© ManreoLe non-lieu dans l’affaire du sang contaminé n’en finit pas de susciter l’indignation. Dernière réaction en date : celle de Jean-Louis Nadal, procureur général de la cour d’appel de Paris. Il s’agit d’une décision "entachée d’insuffisances et de contradiction de motifs", commente-t-il dans un mémoire de sept pages transmis à la Cour de cassation. Un ton "peu fréquent dans les commentaires judiciaires", note jeudi Le Figaro, qui s’est procuré le document.
Désinvolte et superficielle
Le 4 juillet dernier, la chambre de l'instruction de la cour d'appel de Paris concluait à "l'absence de toute infraction de quelque nature qu'elle soit" pour la trentaine de médecins prescripteurs, responsables de santé publique et conseillers ministériels mis en examen dans cette affaire. Un arrêt qui provoque une réaction de stupeur, de la part des parties civiles, mais aussi au sein de la cour d’appel et jusqu’au cabinet du ministre de la Justice Dominique Perben.
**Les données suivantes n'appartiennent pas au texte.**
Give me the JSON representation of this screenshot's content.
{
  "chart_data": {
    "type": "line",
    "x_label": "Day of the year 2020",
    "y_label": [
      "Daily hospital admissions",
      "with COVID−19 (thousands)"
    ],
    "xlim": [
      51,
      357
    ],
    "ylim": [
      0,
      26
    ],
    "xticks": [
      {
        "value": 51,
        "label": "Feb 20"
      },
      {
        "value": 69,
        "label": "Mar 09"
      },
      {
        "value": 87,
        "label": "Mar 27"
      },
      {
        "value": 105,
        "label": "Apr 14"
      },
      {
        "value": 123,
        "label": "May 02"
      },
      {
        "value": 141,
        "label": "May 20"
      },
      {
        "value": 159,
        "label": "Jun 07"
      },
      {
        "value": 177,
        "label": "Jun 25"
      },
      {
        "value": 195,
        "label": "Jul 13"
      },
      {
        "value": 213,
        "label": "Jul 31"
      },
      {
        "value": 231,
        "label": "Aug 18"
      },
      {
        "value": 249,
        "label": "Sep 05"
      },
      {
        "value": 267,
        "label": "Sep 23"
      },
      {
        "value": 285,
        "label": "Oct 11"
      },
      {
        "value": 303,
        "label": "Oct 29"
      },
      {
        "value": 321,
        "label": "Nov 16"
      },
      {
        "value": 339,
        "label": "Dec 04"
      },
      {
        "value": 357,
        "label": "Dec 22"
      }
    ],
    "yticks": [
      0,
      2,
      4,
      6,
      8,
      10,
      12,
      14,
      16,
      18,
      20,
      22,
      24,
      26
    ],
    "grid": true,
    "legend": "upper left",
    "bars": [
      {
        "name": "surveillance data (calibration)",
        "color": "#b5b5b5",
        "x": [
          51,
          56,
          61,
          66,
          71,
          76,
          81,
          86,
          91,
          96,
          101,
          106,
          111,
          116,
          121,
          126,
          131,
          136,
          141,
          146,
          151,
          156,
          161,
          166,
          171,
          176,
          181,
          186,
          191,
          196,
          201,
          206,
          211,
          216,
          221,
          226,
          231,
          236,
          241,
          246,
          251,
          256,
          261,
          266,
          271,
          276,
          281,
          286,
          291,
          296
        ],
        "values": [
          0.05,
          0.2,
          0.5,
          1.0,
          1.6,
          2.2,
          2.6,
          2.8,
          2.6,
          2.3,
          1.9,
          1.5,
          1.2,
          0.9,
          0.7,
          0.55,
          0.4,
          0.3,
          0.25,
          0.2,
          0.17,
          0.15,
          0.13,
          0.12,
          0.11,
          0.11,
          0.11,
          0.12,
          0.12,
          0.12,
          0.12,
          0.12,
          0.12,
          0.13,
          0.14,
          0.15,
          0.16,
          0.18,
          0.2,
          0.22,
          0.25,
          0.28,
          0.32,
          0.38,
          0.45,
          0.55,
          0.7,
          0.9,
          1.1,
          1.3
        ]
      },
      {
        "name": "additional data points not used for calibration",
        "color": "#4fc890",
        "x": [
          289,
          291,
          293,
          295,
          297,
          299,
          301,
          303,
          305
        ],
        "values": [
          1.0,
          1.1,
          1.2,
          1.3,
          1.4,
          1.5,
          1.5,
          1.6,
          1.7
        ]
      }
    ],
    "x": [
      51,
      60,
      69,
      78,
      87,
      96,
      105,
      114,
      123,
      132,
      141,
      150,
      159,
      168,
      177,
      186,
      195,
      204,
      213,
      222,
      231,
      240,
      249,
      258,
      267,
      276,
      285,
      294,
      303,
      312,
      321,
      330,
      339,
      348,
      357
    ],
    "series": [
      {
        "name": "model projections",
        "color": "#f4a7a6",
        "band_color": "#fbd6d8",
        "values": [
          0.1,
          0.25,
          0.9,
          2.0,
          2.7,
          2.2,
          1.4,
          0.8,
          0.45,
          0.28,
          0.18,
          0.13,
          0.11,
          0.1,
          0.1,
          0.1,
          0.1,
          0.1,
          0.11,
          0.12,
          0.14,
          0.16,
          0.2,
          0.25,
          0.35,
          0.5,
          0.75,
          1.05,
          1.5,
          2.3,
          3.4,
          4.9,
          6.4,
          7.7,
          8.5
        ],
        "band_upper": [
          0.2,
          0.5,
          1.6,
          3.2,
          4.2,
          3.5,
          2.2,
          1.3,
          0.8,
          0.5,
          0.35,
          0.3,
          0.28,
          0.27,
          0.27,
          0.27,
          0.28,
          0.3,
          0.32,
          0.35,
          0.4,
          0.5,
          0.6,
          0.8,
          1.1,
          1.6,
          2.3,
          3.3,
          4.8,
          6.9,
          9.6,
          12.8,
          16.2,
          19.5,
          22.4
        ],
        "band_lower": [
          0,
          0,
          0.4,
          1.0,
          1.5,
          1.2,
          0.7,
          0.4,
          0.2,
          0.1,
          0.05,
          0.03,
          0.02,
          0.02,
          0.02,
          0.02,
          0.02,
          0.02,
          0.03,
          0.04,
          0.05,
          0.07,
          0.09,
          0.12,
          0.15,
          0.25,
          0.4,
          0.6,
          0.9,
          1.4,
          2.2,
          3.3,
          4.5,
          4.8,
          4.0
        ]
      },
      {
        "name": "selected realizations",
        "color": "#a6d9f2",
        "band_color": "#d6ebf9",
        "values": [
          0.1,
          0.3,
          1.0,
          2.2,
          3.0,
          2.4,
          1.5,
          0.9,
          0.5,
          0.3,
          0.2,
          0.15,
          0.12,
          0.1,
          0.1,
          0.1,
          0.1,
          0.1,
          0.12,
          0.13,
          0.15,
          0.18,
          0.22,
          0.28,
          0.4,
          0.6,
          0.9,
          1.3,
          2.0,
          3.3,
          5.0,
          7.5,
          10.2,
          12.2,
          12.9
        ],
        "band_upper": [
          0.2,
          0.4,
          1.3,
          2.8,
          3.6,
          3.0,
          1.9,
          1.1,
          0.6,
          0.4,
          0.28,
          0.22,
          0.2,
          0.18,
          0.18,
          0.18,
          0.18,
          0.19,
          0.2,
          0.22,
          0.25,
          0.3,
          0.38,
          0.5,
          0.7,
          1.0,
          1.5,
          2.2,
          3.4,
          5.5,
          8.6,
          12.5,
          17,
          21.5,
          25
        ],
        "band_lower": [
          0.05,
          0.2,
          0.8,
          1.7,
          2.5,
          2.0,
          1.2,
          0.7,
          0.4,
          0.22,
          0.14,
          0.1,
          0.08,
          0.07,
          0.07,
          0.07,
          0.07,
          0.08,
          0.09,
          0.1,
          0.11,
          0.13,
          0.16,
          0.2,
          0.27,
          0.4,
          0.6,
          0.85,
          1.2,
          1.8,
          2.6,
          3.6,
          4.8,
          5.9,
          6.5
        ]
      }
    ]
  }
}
Les critiques ne tardent pas, qui pointent la désinvolture de cette décision — dont les motivations n’ont été communiquées qu’au bout de 24 heures — ainsi que son caractère superficiel en droit.
"Au lendemain de l’arrêt contesté de la chambre de l’instruction , Jean-Louis Nadal avait décidé de former un pourvoi. Dans le mémoire qui accompagne ce pourvoi, le parquet général propose à la Cour de cassation quatre moyens de droit de nature à annuler le non-lieu prononcé", explique Le Figaro.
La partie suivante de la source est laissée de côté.